Entrevista: Dep. Erika Hilton Fala Sobre o Fim da Mídia Física no PlayStation
Recentemente, a Sony anunciou que encerraria a produção de jogos em mídia física para o PlayStation, uma decisão que chamou a atenção de consumidores e especialistas. A deputada federal Erika Hilton, membro da Comissão da Defesa do Consumidor da Câmara dos Deputados, se manifestou nas redes sociais sobre essa mudança, condenando a iniciativa e destacando seus impactos diretos aos direitos do consumidor.

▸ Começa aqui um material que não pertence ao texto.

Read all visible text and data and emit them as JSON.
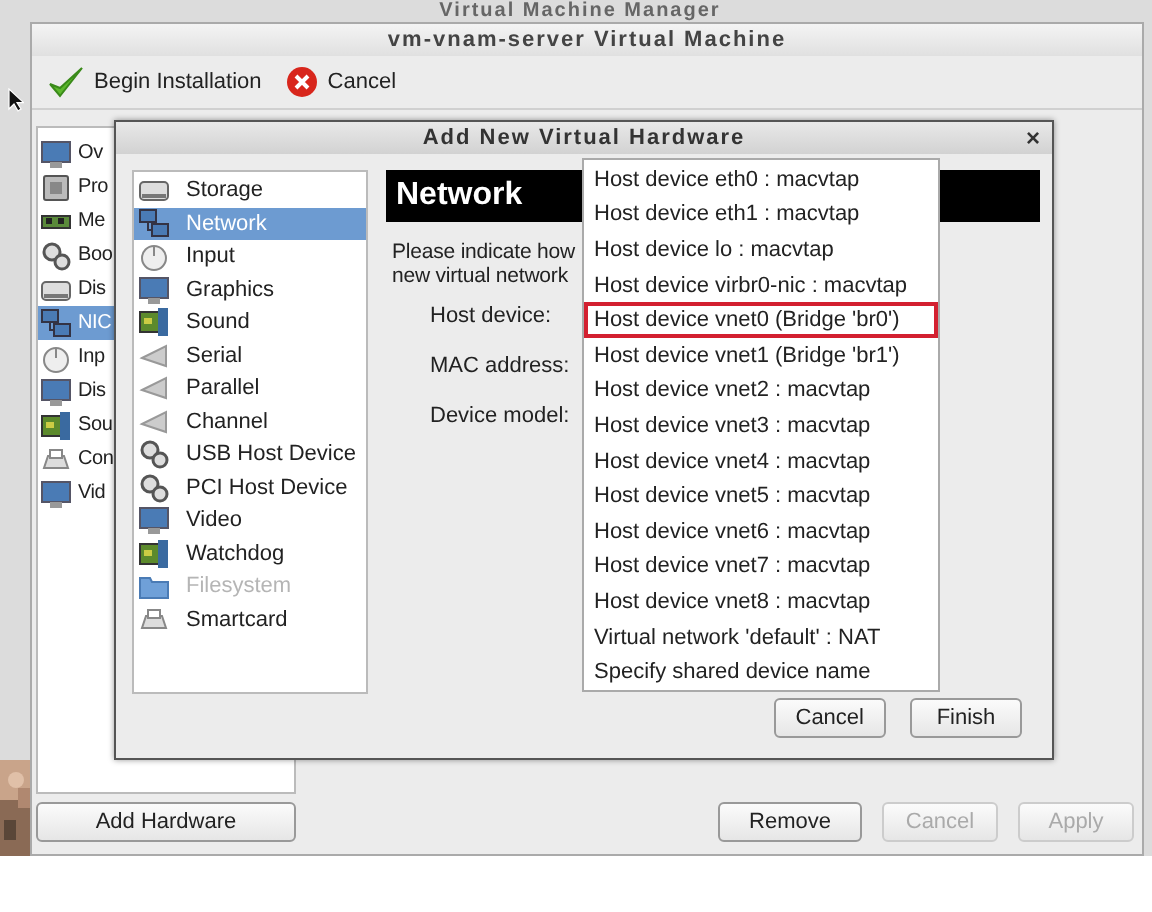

A deputada acredita que a decisão da Sony é um reflexo de um impulso monopolista que visa controlar ainda mais o consumo dos jogadores. Isso incluiria a cerceação de práticas comuns, como revender ou emprestar jogos. Hilton argumenta que essa mudança significa uma ameaça à própria noção de propriedade digital, sugerindo que a indústria está gradualmente se afastando do conceito de que o jogador é realmente o dono do produto que adquire.
Durante nossa conversa, questionei a deputada sobre as implicações da venda de produtos digitais que, na prática, são licenças revogáveis. Sua resposta foi clara: “Há problemáticas imediatas, como a falta de informação de que o que está sendo vendido é uma licença revogável em um contrato que privilegia a empresa.” A falta de transparência nos contratos de uso, geralmente escondidos em termos extensos, representa um desafio significativo para a proteção do consumidor.
Hilton também trouxe à tona a dependência crescente dos consumidores em relação a serviços auxiliares, como assinaturas e acesso à internet, para validar essas licenças. Para ela, isso se assemelha a uma forma de venda casada, onde o uso de um console fica atrelado à obrigatoriedade de adquirir serviços adicionais.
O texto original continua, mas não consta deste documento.